An estimated one million people gathered in Chicago for the 48th annual Pride celebration.

City officials reportedly confirmed the huge outcome for the event which took place on June 25.

Revellers celebrate the 48th annual Gay and Lesbian Pride Parade in Chicago

Revellers celebrate the 48th annual Gay and Lesbian Pride Parade in Chicago in 2017 (Kamil Krzaczynski/AFP/Getty Images)

Lea DeLaria was the Grand Marshal for the parade which made its way through a number of neighbourhoods on the day.

Speaking at the event, the Orange is the New Black star said she was overjoyed that she could celebrate Pride in her home state.

“I’m very excited to be here because it’s my home state.
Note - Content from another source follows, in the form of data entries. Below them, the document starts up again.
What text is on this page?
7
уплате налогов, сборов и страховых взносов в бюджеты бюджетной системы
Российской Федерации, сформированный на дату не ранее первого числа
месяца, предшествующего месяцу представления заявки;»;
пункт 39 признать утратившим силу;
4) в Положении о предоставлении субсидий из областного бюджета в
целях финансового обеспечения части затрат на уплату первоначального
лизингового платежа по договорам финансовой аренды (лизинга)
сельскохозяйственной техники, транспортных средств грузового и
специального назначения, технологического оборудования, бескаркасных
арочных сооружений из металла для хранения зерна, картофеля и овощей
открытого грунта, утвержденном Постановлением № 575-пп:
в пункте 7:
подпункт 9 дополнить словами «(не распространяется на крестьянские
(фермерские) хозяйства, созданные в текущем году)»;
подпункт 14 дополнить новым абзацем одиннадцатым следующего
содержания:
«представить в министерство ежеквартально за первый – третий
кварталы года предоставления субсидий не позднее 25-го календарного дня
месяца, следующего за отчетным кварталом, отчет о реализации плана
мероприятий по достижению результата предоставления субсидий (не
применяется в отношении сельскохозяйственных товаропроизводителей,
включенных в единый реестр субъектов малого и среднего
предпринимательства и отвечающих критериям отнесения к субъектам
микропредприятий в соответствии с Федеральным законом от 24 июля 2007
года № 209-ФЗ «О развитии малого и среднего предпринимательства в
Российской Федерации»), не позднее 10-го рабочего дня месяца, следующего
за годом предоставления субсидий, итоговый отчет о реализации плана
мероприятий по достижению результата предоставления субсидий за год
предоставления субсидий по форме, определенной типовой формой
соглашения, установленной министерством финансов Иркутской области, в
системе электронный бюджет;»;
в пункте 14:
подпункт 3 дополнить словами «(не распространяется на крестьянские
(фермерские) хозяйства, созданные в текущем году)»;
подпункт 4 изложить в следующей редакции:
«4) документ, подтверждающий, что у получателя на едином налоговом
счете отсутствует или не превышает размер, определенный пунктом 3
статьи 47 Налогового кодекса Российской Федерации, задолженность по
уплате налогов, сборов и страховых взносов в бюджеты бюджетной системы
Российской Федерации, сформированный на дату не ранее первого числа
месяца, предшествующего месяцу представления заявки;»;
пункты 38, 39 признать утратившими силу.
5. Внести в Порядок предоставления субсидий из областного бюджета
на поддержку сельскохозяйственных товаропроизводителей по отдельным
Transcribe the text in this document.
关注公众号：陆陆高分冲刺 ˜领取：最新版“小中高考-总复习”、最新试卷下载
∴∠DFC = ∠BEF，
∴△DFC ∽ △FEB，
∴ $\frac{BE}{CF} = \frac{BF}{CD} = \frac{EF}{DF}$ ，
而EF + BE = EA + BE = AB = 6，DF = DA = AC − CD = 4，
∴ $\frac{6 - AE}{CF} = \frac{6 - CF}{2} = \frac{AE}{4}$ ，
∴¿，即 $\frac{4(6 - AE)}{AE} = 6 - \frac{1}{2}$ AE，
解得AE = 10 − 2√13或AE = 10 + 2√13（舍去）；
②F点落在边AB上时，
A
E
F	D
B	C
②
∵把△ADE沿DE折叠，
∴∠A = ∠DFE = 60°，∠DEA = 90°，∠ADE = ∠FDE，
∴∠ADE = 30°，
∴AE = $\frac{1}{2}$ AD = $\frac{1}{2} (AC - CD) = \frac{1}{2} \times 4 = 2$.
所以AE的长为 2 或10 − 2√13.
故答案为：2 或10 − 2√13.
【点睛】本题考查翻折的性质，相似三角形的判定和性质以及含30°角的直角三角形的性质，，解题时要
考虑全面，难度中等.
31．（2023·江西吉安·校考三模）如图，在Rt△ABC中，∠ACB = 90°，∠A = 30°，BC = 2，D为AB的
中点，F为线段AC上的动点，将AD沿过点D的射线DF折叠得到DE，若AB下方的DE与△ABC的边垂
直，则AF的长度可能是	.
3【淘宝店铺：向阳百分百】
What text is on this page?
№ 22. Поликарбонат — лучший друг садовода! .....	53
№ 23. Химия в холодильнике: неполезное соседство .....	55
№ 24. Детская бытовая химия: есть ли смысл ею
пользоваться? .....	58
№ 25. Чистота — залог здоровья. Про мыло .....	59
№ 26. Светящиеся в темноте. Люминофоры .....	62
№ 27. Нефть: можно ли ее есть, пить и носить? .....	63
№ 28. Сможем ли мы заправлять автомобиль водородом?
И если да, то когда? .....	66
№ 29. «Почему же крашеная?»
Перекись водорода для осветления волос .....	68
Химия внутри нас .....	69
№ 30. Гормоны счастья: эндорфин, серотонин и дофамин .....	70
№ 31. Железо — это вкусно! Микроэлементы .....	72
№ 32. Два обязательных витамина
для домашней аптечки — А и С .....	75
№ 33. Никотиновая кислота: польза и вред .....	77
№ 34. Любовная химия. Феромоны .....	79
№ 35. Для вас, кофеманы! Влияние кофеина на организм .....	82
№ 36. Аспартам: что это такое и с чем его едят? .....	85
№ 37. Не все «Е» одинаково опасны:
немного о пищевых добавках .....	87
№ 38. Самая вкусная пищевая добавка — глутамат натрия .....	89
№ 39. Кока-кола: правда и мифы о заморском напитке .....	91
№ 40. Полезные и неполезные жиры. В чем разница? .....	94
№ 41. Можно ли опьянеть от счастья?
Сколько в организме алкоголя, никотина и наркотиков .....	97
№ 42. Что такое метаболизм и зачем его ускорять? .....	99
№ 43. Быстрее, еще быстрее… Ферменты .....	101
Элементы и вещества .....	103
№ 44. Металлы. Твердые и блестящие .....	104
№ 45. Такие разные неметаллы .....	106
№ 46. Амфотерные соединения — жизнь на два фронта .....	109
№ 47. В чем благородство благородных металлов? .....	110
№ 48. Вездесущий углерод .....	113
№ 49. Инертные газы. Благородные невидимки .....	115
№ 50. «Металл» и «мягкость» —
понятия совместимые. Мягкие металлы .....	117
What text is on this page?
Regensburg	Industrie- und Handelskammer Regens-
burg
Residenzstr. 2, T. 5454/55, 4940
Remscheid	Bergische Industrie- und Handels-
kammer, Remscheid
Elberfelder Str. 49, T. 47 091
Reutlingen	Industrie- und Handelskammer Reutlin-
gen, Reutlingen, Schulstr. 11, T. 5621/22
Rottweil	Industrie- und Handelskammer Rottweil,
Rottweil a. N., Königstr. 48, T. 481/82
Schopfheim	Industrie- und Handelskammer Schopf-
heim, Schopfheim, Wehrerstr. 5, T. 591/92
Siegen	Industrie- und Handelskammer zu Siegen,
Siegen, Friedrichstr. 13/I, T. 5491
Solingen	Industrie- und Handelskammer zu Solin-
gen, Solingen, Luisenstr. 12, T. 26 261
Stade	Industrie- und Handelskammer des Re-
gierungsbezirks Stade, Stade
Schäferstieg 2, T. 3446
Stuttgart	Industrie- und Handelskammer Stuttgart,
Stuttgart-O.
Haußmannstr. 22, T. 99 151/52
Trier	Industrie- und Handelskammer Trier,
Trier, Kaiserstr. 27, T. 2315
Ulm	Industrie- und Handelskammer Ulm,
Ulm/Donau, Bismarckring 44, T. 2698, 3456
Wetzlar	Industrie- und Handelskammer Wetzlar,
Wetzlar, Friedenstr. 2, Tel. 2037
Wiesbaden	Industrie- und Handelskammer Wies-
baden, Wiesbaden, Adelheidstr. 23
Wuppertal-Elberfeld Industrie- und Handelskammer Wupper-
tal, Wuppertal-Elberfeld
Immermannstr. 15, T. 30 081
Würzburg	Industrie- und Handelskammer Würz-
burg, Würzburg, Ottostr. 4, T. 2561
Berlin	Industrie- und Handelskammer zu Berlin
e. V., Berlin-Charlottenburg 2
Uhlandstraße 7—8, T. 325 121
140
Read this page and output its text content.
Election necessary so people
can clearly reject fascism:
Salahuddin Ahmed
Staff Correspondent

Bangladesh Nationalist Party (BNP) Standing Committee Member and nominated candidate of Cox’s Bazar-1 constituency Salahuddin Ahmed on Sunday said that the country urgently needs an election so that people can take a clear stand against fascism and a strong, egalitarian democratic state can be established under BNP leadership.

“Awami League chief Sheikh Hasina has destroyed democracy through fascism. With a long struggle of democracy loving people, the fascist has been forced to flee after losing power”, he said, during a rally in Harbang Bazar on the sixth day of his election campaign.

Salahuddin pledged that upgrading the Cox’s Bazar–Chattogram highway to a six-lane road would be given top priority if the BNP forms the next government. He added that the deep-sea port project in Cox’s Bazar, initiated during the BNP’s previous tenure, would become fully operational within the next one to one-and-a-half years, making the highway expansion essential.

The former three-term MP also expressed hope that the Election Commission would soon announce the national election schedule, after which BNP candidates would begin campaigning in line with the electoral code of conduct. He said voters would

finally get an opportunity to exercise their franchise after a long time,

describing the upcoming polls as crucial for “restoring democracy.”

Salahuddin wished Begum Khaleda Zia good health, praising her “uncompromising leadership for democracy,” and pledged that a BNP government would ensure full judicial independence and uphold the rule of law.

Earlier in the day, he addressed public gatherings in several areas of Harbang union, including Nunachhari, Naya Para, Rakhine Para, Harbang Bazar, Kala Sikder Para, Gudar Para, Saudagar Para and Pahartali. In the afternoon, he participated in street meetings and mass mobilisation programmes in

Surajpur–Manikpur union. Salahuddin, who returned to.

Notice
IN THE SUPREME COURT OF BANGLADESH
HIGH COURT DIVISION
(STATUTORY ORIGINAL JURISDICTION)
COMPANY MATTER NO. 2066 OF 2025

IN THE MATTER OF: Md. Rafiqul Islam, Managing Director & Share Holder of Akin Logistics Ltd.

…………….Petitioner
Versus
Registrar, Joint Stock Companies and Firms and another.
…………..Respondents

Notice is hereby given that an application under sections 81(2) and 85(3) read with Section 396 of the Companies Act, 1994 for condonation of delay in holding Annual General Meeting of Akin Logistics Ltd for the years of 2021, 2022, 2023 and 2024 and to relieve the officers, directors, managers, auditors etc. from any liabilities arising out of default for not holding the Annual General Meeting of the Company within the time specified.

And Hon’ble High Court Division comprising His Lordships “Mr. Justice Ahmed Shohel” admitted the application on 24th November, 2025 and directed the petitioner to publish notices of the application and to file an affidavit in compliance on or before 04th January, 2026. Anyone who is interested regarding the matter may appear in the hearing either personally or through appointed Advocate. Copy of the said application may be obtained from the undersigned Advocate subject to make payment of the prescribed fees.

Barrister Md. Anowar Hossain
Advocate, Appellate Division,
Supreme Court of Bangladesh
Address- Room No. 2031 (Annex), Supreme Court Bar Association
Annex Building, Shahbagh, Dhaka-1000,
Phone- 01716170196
It’s a real joy to be celebrating this kind of event in my home state.

“They actually have a gay Pride parade in the little town of dubbed that I grew up in.

“It’s really exciting to see us all come together and as a disenfranchised group of people to say ‘I matter, I’m a human being’.”

She added that she had been to Pride events across the world, but Chicago was especially important to her.

“I’ve been to Gay Pride all over the world from Tel Aviv to San Paolo to Chicago and the Chicago Pride is so much fun,” DeLaria said.

Chicago Mayor, Rahm Emanuel, told crowds how important he thought it was to make sure that everybody was “included in the city”.

“It’s more important than ever, this march to reassert our common values but we continue to battle to make sure that the voice that are on the periphery are brought into the American family, the Chicago family.

“This march is more than a gay and lesbian march it’s a march for our values and our ideals that we all hold together,” he said.

The march was temporarily halted when a group of protesters blocked the route to draw attention to trans and queer minorities who feel excluded from the Pride festival.

The protesters said that Pride was “infused” with “corporatization, whitewashing, gentrification, racism and cisnormativity”.

“The trans community of Chicago has risen up to explicitly denounce the Chicago Pride Parade and Festival, and to announce our intention to once again form our own spaces, to better serve and represent our own pride and liberation,” the protesters said in a statement.

The Chicago Dyke March, a collective that joined the larger Pride celebrations, also faced criticism as they asked three people with Jewish Star of David flags to leave.

It’s believed that a Dyke March member told the people the flags were banned because the march was “anti-Zionist” and “pro-Palestinian”.

Laurel Grauer was one of the people told that she could not carry the LGBT-themed Jewish flag.

She said that she was told the flag was an offensive trigger to some people.

She said: “It was a flag from my congregation which celebrates my queer, Jewish identity which I have done for over a decade marching in the Dyke March with the same flag.”

“They were telling me to leave because my flag was a trigger to people that they found offensive.”

Organisers hit back at accusations that they were displaying anti-Semitic behaviour.

In a statement released by the organisers of Chicago Dyke March, they said that they made the decision to ask the people to leave because the people “repeatedly expressed support for Zionism”.